Why Tuzina in this blog. Tuzina is one of those artists who remained true to a certain principle in art and researched it over 40 years now. Het started with a line in one corner and developed his art from there on. Tilted rectangles, which are crossed from corner to corner in different kinds of colors is the main figure used by Tuzina and is very recognizable and one can find an excellent walldrawing with this “window” in the Gemeentemuseum Den Haag.

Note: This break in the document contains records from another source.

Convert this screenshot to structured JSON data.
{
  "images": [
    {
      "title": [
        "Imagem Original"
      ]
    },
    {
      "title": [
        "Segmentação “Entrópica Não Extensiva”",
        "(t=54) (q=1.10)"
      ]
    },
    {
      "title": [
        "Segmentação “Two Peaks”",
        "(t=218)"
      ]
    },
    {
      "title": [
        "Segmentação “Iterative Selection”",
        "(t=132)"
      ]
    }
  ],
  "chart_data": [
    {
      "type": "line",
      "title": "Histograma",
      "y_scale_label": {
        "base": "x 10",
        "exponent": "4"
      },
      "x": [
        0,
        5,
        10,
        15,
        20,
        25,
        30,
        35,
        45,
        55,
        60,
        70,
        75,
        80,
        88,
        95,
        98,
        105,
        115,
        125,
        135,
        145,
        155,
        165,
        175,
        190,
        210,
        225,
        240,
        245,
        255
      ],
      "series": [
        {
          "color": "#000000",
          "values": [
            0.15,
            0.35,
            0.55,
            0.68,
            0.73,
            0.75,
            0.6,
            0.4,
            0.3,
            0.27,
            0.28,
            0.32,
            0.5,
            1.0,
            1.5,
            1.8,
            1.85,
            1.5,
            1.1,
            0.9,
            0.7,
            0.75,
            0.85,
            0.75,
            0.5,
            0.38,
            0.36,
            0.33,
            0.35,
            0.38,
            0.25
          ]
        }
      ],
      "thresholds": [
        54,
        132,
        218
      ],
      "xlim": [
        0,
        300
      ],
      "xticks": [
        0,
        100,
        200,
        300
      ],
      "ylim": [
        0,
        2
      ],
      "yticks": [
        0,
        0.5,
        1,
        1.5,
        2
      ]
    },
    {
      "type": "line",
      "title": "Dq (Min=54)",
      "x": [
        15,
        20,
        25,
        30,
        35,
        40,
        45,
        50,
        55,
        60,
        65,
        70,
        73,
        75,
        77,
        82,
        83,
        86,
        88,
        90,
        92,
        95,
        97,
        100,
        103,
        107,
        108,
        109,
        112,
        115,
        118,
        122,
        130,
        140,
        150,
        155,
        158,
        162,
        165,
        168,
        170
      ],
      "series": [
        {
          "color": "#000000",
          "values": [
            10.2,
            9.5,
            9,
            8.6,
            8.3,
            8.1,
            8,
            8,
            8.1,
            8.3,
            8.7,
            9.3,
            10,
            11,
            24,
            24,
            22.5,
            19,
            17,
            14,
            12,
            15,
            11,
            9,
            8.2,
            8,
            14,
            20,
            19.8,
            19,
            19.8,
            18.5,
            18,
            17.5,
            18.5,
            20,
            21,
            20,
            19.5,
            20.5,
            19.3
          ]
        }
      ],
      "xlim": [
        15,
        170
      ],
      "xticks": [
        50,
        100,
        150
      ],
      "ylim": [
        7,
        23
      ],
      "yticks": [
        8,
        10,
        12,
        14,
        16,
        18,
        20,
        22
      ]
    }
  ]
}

The Gemeentemuseun  was one of the first who presented his works and in the eighties Pablo van Dijk commissioned Tuzina to make 55 separate drawings in different colors for his Bebert publishing house. The one depicted here is one of these 55. Signed and dated by Tuzina and in excellent mint condition. This one is available at www.ftn-books.com and soon there will be a second “green” one listed from the same series. Impressive art from an artist who can be considered as a post minimal artist.

I found an excellent biography on Art index:

Günter Tuzina studied at the Hamburg Art Academy between 1971 and 1977. He has been exploring the fundamental principles underlying painting since 1975. Günter Tuzina combines lines, squares, rectangles and Colour Fields within a frame in a fascinating and inexhaustibly rich quest for equilibrium and tension. In its stringent simplicity Tuzina’s work is based on Minimal art and the principles laid down by Theo van Doesburg and De Stijl.
Tuzina was awarded a Villa Romana Prize in Florence in 1981. A retrospective was mounted in 1985 at the Gemeentemuseum in The Hague, for which Tuzina executed a mural two years later that was, unfortunately, lost when the museum was restored.
From 1982 until 1999 Tuzina lived and worked in Cologne but now lives in Berlin. He has had numerous exhibitions: at the David Nolan Gallery in New York (1991), the Cologne Kunstverein (1992), the “Städtische Galerie im Lenbachhaus” in Munich (1993) and again at the Gemeentemuseum in The Hague in 2002.